The court received evidence of a consultation by the Professional Deputies Forum, which found that sex services were requested by some clients and arranged for them, but deputies had concerns about liabilities of carers under the Sexual Offences Act 2003. The court also considered evidence from a charity which vets sex workers and provides support for people with disabilities to access their services.

The question was whether making the arrangements was prohibited by s 39(a) SOA 2003 – whether this amounted to intentionally causing or inciting another person to engage in sexual activity.

It was argued on behalf of C and the local authority that assistance with making practical arrangements to contact, visit and pay a sex worker fell outside s 39 SOA 2003. The Secretary of State argued that making such arrangements was prohibited by s 39 SOA 2003.

The Secretary of State also argued that the State through its care services should not facilitate or encourage prostitution, referring to the Code for Crown Prosecutors, stating the public interest aims that “Those who sell sex should not be routinely prosecuted as offenders” but “the emphasis should be to encourage them to… find routes out of prostitution”. 

The Judgment

Hayden J held that s 39 SOA 2003, on its natural and obvious meaning, did not apply to the making of the arrangements contemplated. He held that the objective of the law is not to prevent people with mental disorders from having sexual relationships but to criminalize the exploitation and abuse of such adults by those with whom they are in a relationship of trust.  (paragraph 42)
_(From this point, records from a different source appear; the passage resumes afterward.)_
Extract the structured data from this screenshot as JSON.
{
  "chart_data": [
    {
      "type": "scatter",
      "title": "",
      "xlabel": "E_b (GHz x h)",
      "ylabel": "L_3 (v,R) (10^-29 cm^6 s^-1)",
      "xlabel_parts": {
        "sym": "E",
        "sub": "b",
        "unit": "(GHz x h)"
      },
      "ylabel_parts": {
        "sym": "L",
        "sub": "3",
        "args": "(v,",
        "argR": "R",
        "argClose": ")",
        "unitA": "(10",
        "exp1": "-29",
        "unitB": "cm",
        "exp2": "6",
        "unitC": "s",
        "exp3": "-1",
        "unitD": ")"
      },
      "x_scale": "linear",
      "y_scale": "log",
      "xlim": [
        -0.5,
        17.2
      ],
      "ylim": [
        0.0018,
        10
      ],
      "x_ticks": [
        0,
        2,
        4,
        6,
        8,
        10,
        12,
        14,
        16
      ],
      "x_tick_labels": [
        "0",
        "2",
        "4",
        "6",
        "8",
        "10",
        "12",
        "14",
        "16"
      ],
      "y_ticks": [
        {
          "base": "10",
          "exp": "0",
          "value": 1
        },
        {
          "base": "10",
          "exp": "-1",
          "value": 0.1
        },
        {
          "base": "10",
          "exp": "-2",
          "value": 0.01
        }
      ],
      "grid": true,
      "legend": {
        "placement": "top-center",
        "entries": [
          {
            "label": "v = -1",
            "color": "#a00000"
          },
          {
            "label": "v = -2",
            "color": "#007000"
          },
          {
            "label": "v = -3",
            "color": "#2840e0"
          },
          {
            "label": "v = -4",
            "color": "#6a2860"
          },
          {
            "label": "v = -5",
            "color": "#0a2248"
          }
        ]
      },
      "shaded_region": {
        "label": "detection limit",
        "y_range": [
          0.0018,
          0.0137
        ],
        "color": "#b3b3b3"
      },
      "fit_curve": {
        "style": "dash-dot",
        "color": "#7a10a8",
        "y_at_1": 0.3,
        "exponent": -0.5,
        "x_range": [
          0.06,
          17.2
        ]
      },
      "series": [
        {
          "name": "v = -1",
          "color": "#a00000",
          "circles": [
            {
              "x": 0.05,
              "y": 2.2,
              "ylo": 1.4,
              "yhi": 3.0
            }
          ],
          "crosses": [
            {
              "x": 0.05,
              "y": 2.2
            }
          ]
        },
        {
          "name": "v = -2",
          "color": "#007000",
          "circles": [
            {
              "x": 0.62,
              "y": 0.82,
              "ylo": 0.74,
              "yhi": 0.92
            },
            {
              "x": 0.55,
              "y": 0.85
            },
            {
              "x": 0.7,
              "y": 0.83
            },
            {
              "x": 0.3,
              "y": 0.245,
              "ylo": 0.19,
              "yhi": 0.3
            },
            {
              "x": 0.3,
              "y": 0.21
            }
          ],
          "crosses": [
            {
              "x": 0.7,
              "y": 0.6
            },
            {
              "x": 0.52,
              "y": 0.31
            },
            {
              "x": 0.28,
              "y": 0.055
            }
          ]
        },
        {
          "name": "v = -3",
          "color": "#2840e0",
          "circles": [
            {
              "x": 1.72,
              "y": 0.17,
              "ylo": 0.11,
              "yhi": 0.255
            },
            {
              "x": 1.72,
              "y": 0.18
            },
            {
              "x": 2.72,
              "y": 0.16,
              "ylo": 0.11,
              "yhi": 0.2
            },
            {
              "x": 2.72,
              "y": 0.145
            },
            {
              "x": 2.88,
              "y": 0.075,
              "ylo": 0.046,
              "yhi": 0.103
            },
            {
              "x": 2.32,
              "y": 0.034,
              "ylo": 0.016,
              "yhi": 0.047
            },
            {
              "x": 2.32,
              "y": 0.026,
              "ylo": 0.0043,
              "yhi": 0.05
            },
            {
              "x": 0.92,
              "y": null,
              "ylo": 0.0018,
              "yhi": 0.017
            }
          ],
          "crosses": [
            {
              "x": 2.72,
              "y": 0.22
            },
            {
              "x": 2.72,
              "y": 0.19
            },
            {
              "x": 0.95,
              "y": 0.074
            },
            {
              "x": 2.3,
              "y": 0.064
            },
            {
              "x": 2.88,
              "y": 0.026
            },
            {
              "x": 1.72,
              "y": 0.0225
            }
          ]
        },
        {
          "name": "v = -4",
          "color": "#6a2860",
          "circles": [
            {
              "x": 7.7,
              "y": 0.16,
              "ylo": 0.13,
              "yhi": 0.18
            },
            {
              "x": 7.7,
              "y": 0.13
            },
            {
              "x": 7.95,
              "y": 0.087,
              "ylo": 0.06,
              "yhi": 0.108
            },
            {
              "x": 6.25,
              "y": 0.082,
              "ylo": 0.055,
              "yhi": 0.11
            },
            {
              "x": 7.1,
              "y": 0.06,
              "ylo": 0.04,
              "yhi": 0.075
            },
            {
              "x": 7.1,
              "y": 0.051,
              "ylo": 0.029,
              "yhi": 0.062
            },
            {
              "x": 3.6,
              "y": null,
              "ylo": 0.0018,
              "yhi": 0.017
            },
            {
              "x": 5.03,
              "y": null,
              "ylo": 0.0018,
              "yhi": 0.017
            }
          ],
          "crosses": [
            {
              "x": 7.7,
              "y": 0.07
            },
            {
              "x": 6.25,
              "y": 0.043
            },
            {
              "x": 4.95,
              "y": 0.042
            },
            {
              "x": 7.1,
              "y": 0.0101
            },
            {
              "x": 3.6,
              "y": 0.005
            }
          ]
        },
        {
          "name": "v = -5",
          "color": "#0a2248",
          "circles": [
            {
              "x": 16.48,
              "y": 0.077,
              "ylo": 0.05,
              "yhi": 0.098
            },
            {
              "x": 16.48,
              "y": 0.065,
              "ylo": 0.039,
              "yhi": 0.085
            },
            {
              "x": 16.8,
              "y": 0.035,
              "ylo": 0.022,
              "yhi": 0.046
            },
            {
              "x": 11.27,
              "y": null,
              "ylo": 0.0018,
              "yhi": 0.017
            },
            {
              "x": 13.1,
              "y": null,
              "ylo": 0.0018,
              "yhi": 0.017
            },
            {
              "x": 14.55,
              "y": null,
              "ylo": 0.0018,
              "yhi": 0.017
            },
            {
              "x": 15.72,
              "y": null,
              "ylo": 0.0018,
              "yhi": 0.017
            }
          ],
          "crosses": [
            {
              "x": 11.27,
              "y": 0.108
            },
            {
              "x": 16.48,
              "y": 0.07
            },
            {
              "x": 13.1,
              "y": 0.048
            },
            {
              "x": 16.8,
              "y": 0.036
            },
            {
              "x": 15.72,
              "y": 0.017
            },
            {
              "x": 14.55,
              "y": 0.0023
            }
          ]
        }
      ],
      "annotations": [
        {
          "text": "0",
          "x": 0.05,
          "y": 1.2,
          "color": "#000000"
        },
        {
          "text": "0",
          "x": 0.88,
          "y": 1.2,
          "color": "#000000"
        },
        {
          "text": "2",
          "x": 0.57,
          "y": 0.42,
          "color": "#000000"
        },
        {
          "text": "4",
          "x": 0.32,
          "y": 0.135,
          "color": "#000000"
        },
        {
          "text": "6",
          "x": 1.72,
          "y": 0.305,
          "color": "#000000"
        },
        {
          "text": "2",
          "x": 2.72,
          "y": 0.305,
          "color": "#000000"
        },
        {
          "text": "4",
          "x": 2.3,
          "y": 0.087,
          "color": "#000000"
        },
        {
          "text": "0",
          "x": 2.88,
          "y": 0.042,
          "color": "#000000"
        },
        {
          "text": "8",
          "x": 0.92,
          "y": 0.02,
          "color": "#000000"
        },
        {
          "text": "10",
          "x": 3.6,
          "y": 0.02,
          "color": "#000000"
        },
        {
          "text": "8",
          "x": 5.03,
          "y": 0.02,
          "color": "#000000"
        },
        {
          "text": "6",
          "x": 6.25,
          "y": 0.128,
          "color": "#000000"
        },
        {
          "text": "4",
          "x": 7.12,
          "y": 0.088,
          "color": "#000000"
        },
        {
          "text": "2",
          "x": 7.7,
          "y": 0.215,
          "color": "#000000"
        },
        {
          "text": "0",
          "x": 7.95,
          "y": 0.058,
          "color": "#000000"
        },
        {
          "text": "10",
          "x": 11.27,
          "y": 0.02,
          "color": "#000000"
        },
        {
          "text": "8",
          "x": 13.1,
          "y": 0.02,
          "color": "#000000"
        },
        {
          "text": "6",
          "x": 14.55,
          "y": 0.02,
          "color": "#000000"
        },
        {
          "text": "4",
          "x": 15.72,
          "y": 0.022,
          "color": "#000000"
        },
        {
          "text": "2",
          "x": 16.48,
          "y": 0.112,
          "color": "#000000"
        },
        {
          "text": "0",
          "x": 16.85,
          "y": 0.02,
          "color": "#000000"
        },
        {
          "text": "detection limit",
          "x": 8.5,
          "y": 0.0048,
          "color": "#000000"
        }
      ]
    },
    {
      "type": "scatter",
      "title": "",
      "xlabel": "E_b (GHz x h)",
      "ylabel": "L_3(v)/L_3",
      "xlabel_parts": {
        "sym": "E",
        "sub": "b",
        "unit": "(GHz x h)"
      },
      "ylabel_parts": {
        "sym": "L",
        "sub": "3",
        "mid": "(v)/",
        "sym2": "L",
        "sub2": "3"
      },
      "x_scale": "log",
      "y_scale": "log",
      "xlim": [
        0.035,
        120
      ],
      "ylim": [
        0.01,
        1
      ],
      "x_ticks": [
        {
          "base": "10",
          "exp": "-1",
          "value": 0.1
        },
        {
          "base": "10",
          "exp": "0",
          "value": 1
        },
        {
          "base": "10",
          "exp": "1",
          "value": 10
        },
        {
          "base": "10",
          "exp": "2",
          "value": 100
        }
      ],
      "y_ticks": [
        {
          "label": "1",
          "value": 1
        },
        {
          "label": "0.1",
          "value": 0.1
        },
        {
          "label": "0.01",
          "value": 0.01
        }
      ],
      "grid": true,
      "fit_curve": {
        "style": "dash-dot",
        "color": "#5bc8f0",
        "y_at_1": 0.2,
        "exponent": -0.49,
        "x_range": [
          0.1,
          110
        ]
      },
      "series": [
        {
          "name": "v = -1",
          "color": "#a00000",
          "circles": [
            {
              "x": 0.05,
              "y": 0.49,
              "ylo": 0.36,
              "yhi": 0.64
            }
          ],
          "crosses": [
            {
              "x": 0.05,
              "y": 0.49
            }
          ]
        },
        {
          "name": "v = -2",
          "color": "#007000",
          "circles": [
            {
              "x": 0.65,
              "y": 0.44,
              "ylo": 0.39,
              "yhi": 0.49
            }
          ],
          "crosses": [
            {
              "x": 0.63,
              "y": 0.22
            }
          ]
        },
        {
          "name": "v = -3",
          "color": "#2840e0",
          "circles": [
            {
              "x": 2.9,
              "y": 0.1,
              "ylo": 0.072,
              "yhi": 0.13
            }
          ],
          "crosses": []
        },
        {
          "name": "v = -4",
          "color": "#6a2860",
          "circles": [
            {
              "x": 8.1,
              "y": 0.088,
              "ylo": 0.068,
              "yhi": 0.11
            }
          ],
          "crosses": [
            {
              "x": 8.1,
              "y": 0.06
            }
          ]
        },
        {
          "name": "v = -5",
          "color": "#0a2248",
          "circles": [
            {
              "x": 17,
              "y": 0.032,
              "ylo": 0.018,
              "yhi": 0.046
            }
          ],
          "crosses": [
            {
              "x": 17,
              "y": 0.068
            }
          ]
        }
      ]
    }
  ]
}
The judge held that on its correct construction therefore, s 39 SOA 2003 does not compromise Article 8 rights but that had he construed it as doing so he would have had little difficulty in interpreting it in a Convention compliant way. (paragraph 85)

As for the argument that the State should not encourage prostitution, this was extrapolating a moral obligation to actively discourage prostitution in all circumstances, which failed to recognize the autonomy of those involved.  (paragraph 72)


  • Central to the judgment is the recognition that, although SOA 2003 criminalizes some matters relating to prostitution, it is not unlawful for one adult to pay another for sex. On that background it must be correct that the “mischief” at which s 39 is aimed is where there is an element of abuse, and a wider interpretation would be, as the judge found, unjustifiable discrimination against persons with a mental disorder.   
  • The judgment contains an extremely useful insight into the way property and financial affairs deputies are responding to the wishes of clients for payments to be made for sex services. The consultation by the Professional Deputies Forum showed that such services requested by some clients proved beneficial to them.
  • Further useful insight is provided by the information about the “The Outsiders Trust” incorporating “TLC”, a charity for people with disabilities which focuses on education and support for the provision of sexual and intimate services, one of a number of disability rights charities which will provide advice and some support in relation to access to services of paid sex workers. TLC vets sex workers who apply to advertise on its website and sets out rules for the providers of the services and those who access their services (such as giving information and respectful conduct). Its chair, Professor De Than, gave evidence that she had also worked with local authorities, agencies and organizations to develop care plans and risk assessments for individuals being supported in their sexual expression.
  • The judge emphasized (in the context of considering aspects of the Act concerning children) the important principle that it is a fundamental error to conflate the circumstances of vulnerable adults with children.
  • This case does not directly address the situation where a person does not have capacity to decide whether or not to have contact with a sex worker (as opposed to the situation here where C was able to make that decision for himself - the best interests decisions were the steps to be taken to support him in relation to implementing it).
  • The decision-making on behalf of C as regards planning to visit a sex worker was not considered in this judgment.